Energia solar em Itaipu tem potencial para dobrar capacidade da

Energia solar em Itaipu tem potencial para dobrar capacidade da usina

Brasil

O reservatório de chuva da usina de Itaipu, na fronteira do Brasil com o Paraguai, na Região Sul do país, possui tapume de 1,3 milénio quilômetros quadrados (km²) de perímetro, com quase 170 km de extensão, desde a barragem até o lado oposto, e uma largura média de 7 km entre as margens direita e esquerda.

Toda a capacidade hidrelétrica contida na superfície inundada do Rio Paraná, que move turbinas que geram até 14 milénio megawatts (MW) de vontade elétrica, também pode ser aproveitada para gerar eletricidade a partir de painéis solares instalados justamente sobre o espelho d’chuva.
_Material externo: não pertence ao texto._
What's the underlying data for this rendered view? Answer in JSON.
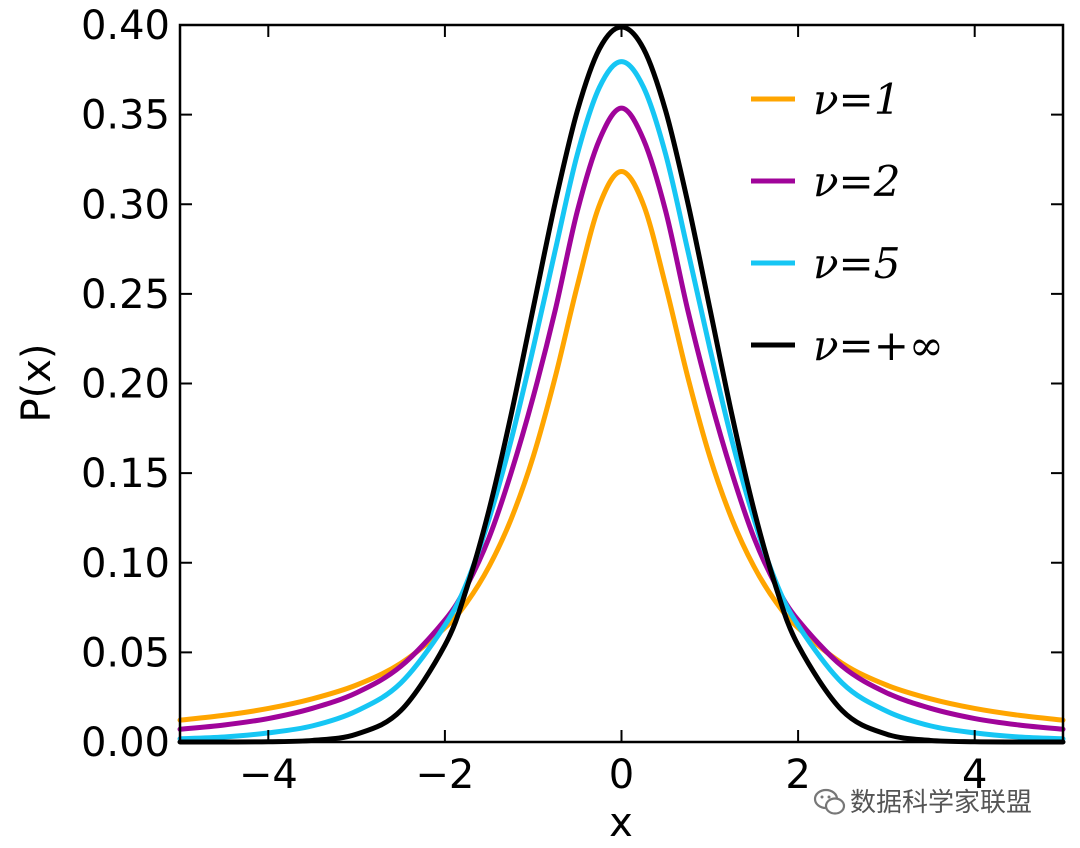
{
  "chart_data": {
    "type": "line",
    "xlabel": "x",
    "ylabel": "P(x)",
    "xlim": [
      -5,
      5
    ],
    "ylim": [
      0,
      0.4
    ],
    "xticks": [
      {
        "value": -4,
        "label": "−4"
      },
      {
        "value": -2,
        "label": "−2"
      },
      {
        "value": 0,
        "label": "0"
      },
      {
        "value": 2,
        "label": "2"
      },
      {
        "value": 4,
        "label": "4"
      }
    ],
    "yticks": [
      {
        "value": 0.0,
        "label": "0.00"
      },
      {
        "value": 0.05,
        "label": "0.05"
      },
      {
        "value": 0.1,
        "label": "0.10"
      },
      {
        "value": 0.15,
        "label": "0.15"
      },
      {
        "value": 0.2,
        "label": "0.20"
      },
      {
        "value": 0.25,
        "label": "0.25"
      },
      {
        "value": 0.3,
        "label": "0.30"
      },
      {
        "value": 0.35,
        "label": "0.35"
      },
      {
        "value": 0.4,
        "label": "0.40"
      }
    ],
    "x": [
      -5,
      -4.5,
      -4,
      -3.5,
      -3,
      -2.5,
      -2,
      -1.75,
      -1.5,
      -1.25,
      -1,
      -0.75,
      -0.5,
      -0.25,
      0,
      0.25,
      0.5,
      0.75,
      1,
      1.25,
      1.5,
      1.75,
      2,
      2.5,
      3,
      3.5,
      4,
      4.5,
      5
    ],
    "series": [
      {
        "name": "ν=1",
        "color": "#ffa500",
        "values": [
          0.0122,
          0.0149,
          0.0187,
          0.0241,
          0.0318,
          0.0439,
          0.0637,
          0.078,
          0.0979,
          0.1244,
          0.1592,
          0.2037,
          0.2546,
          0.2996,
          0.3183,
          0.2996,
          0.2546,
          0.2037,
          0.1592,
          0.1244,
          0.0979,
          0.078,
          0.0637,
          0.0439,
          0.0318,
          0.0241,
          0.0187,
          0.0149,
          0.0122
        ]
      },
      {
        "name": "ν=2",
        "color": "#a0049a",
        "values": [
          0.0071,
          0.0095,
          0.0131,
          0.0188,
          0.0275,
          0.0422,
          0.068,
          0.0873,
          0.114,
          0.1502,
          0.1925,
          0.241,
          0.2962,
          0.336,
          0.3536,
          0.336,
          0.2962,
          0.241,
          0.1925,
          0.1502,
          0.114,
          0.0873,
          0.068,
          0.0422,
          0.0275,
          0.0188,
          0.0131,
          0.0095,
          0.0071
        ]
      },
      {
        "name": "ν=5",
        "color": "#16c6f4",
        "values": [
          0.0018,
          0.0028,
          0.0051,
          0.009,
          0.0173,
          0.0329,
          0.0651,
          0.0891,
          0.1245,
          0.1684,
          0.2197,
          0.2744,
          0.3279,
          0.3652,
          0.3796,
          0.3652,
          0.3279,
          0.2744,
          0.2197,
          0.1684,
          0.1245,
          0.0891,
          0.0651,
          0.0329,
          0.0173,
          0.009,
          0.0051,
          0.0028,
          0.0018
        ]
      },
      {
        "name": "ν=+∞",
        "color": "#000000",
        "values": [
          1.5e-06,
          1.6e-05,
          0.00013,
          0.00087,
          0.0044,
          0.0175,
          0.054,
          0.0863,
          0.1295,
          0.1826,
          0.242,
          0.3011,
          0.3521,
          0.3867,
          0.3989,
          0.3867,
          0.3521,
          0.3011,
          0.242,
          0.1826,
          0.1295,
          0.0863,
          0.054,
          0.0175,
          0.0044,
          0.00087,
          0.00013,
          1.6e-05,
          1.5e-06
        ]
      }
    ],
    "legend": {
      "placement": "top-right",
      "entries": [
        {
          "label": "ν=1",
          "color": "#ffa500"
        },
        {
          "label": "ν=2",
          "color": "#a0049a"
        },
        {
          "label": "ν=5",
          "color": "#16c6f4"
        },
        {
          "label": "ν=+∞",
          "color": "#000000"
        }
      ]
    },
    "grid": false
  },
  "watermark": {
    "text": "数据科学家联盟",
    "icon": "wechat-icon"
  }
}
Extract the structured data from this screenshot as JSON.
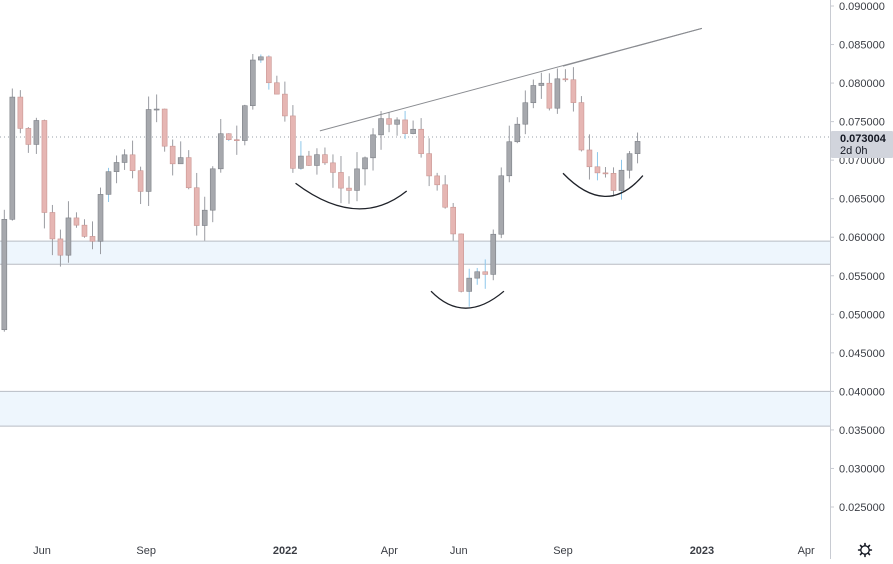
{
  "chart": {
    "current_price_label": "0.073004",
    "countdown_label": "2d 0h"
  },
  "colors": {
    "up_candle": "#a6a8ad",
    "down_candle": "#e6b6b3",
    "wick": "#9a9ca2",
    "bar_accent_blue": "#8ec7ea",
    "zone_fill": "#eef6fd",
    "zone_border": "#b8bcc4",
    "trendline": "#8a8c91",
    "pattern_arc": "#1f2229",
    "axis_text": "#3a3d44",
    "price_marker_bg": "#d1d4dc",
    "axis_border": "#c8cbd2"
  },
  "icons": {
    "settings": "gear-icon"
  },
  "chart_data": {
    "type": "candlestick",
    "y_axis": {
      "side": "right",
      "range": [
        0.0205,
        0.0915
      ],
      "tick_labels": [
        "0.090000",
        "0.085000",
        "0.080000",
        "0.075000",
        "0.070000",
        "0.065000",
        "0.060000",
        "0.055000",
        "0.050000",
        "0.045000",
        "0.040000",
        "0.035000",
        "0.030000",
        "0.025000"
      ]
    },
    "x_axis": {
      "range_months": [
        -8.25,
        8.05
      ],
      "ticks": [
        {
          "label": "Jun",
          "m": -7
        },
        {
          "label": "Sep",
          "m": -4
        },
        {
          "label": "2022",
          "m": 0
        },
        {
          "label": "Apr",
          "m": 3
        },
        {
          "label": "Jun",
          "m": 5
        },
        {
          "label": "Sep",
          "m": 8
        }
      ],
      "future_ticks": [
        {
          "label": "2023",
          "m": 12
        },
        {
          "label": "Apr",
          "m": 15
        }
      ],
      "note": "m = months from Jan 2022"
    },
    "last_price": 0.073004,
    "price_zones": [
      {
        "low": 0.0565,
        "high": 0.0595
      },
      {
        "low": 0.0355,
        "high": 0.04
      }
    ],
    "trendlines": [
      {
        "from": {
          "m": 1.0,
          "price": 0.0738
        },
        "to": {
          "m": 12.0,
          "price": 0.0871
        }
      },
      {
        "from": {
          "m": 8.0,
          "price": 0.0822
        },
        "to": {
          "m": 12.0,
          "price": 0.0871
        }
      }
    ],
    "pattern_arcs": [
      {
        "name": "left-shoulder",
        "start": {
          "m": 0.3,
          "price": 0.067
        },
        "bottom": {
          "m": 2.0,
          "price": 0.0637
        },
        "end": {
          "m": 3.5,
          "price": 0.066
        }
      },
      {
        "name": "head",
        "start": {
          "m": 4.2,
          "price": 0.053
        },
        "bottom": {
          "m": 5.2,
          "price": 0.0508
        },
        "end": {
          "m": 6.3,
          "price": 0.053
        }
      },
      {
        "name": "right-shoulder",
        "start": {
          "m": 8.0,
          "price": 0.0683
        },
        "bottom": {
          "m": 9.2,
          "price": 0.0653
        },
        "end": {
          "m": 10.3,
          "price": 0.068
        }
      }
    ],
    "anchors": [
      {
        "m": -8.2,
        "price": 0.048
      },
      {
        "m": -8.0,
        "price": 0.0595
      },
      {
        "m": -7.8,
        "price": 0.078
      },
      {
        "m": -7.6,
        "price": 0.079
      },
      {
        "m": -7.4,
        "price": 0.068
      },
      {
        "m": -7.2,
        "price": 0.074
      },
      {
        "m": -7.0,
        "price": 0.075
      },
      {
        "m": -6.8,
        "price": 0.063
      },
      {
        "m": -6.6,
        "price": 0.061
      },
      {
        "m": -6.4,
        "price": 0.056
      },
      {
        "m": -6.2,
        "price": 0.064
      },
      {
        "m": -6.0,
        "price": 0.062
      },
      {
        "m": -5.7,
        "price": 0.0605
      },
      {
        "m": -5.4,
        "price": 0.06
      },
      {
        "m": -5.1,
        "price": 0.068
      },
      {
        "m": -4.8,
        "price": 0.071
      },
      {
        "m": -4.6,
        "price": 0.07
      },
      {
        "m": -4.3,
        "price": 0.069
      },
      {
        "m": -4.0,
        "price": 0.066
      },
      {
        "m": -3.8,
        "price": 0.078
      },
      {
        "m": -3.6,
        "price": 0.076
      },
      {
        "m": -3.4,
        "price": 0.072
      },
      {
        "m": -3.1,
        "price": 0.07
      },
      {
        "m": -2.9,
        "price": 0.071
      },
      {
        "m": -2.6,
        "price": 0.065
      },
      {
        "m": -2.4,
        "price": 0.061
      },
      {
        "m": -2.1,
        "price": 0.066
      },
      {
        "m": -1.9,
        "price": 0.072
      },
      {
        "m": -1.6,
        "price": 0.074
      },
      {
        "m": -1.3,
        "price": 0.072
      },
      {
        "m": -1.1,
        "price": 0.076
      },
      {
        "m": -0.9,
        "price": 0.08
      },
      {
        "m": -0.75,
        "price": 0.087
      },
      {
        "m": -0.6,
        "price": 0.083
      },
      {
        "m": -0.4,
        "price": 0.08
      },
      {
        "m": -0.2,
        "price": 0.079
      },
      {
        "m": 0.0,
        "price": 0.078
      },
      {
        "m": 0.2,
        "price": 0.074
      },
      {
        "m": 0.35,
        "price": 0.068
      },
      {
        "m": 0.45,
        "price": 0.0655
      },
      {
        "m": 0.6,
        "price": 0.073
      },
      {
        "m": 0.8,
        "price": 0.07
      },
      {
        "m": 1.0,
        "price": 0.071
      },
      {
        "m": 1.2,
        "price": 0.07
      },
      {
        "m": 1.5,
        "price": 0.068
      },
      {
        "m": 1.7,
        "price": 0.0665
      },
      {
        "m": 2.0,
        "price": 0.066
      },
      {
        "m": 2.2,
        "price": 0.069
      },
      {
        "m": 2.5,
        "price": 0.071
      },
      {
        "m": 2.8,
        "price": 0.075
      },
      {
        "m": 3.0,
        "price": 0.076
      },
      {
        "m": 3.3,
        "price": 0.075
      },
      {
        "m": 3.6,
        "price": 0.074
      },
      {
        "m": 4.0,
        "price": 0.072
      },
      {
        "m": 4.2,
        "price": 0.069
      },
      {
        "m": 4.5,
        "price": 0.066
      },
      {
        "m": 4.8,
        "price": 0.062
      },
      {
        "m": 5.0,
        "price": 0.06
      },
      {
        "m": 5.15,
        "price": 0.053
      },
      {
        "m": 5.3,
        "price": 0.0545
      },
      {
        "m": 5.5,
        "price": 0.055
      },
      {
        "m": 5.7,
        "price": 0.056
      },
      {
        "m": 6.0,
        "price": 0.056
      },
      {
        "m": 6.2,
        "price": 0.064
      },
      {
        "m": 6.4,
        "price": 0.069
      },
      {
        "m": 6.6,
        "price": 0.072
      },
      {
        "m": 6.8,
        "price": 0.074
      },
      {
        "m": 7.0,
        "price": 0.078
      },
      {
        "m": 7.3,
        "price": 0.0805
      },
      {
        "m": 7.5,
        "price": 0.079
      },
      {
        "m": 7.7,
        "price": 0.077
      },
      {
        "m": 8.0,
        "price": 0.08
      },
      {
        "m": 8.3,
        "price": 0.0805
      },
      {
        "m": 8.5,
        "price": 0.074
      },
      {
        "m": 8.7,
        "price": 0.07
      },
      {
        "m": 9.0,
        "price": 0.069
      },
      {
        "m": 9.3,
        "price": 0.0675
      },
      {
        "m": 9.6,
        "price": 0.067
      },
      {
        "m": 9.8,
        "price": 0.068
      },
      {
        "m": 10.0,
        "price": 0.07
      },
      {
        "m": 10.1,
        "price": 0.073
      }
    ]
  }
}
Esse é o experimento que vem sendo estudado por técnicos brasileiros e paraguaios desde o término do ano pretérito.

Ao todo, foram instalados 1.584 painéis fotovoltaicos em uma superfície de menos de 10 milénio metros quadrados (m²) sobre o lago, a somente 15 metros de um trecho da margem no lado paraguaio, com profundidade de aproximadamente 7 metros.

A vegetal solar de Itaipu tem capacidade de gerar 1 megawatt-pico (MWp), unidade de medida para a capacidade máxima de geração de vontade. Essa vontade é equivalente ao consumo de 650 casas e só é utilizada para consumo interno, sem comercialização e sem relação direta com a rede de geração hidrelétrica.

Na prática, o objetivo atual da “ilhota solar” de Itaipu é funcionar porquê um laboratório de pesquisa para futuras aplicações comerciais. Os engenheiros envolvidos no projeto analisam todos os aspectos, porquê a interação das placas com o envolvente, incluindo eventuais impactos no comportamento de peixes e algas, na própria temperatura da chuva, influência dos ventos sobre o desempenho do painéis, a segurança da estrutura, dos flutuadores e da ancoragem com o solo.

A teoria, no porvir, é expandir a geração de vontade elétrica por esta via, alguma coisa que precisará ser atualizado no próprio Tratado de Itaipu, assinado em 1973 entre Brasil e Paraguai e que viabilizou a colossal obra de engenharia compartilhada.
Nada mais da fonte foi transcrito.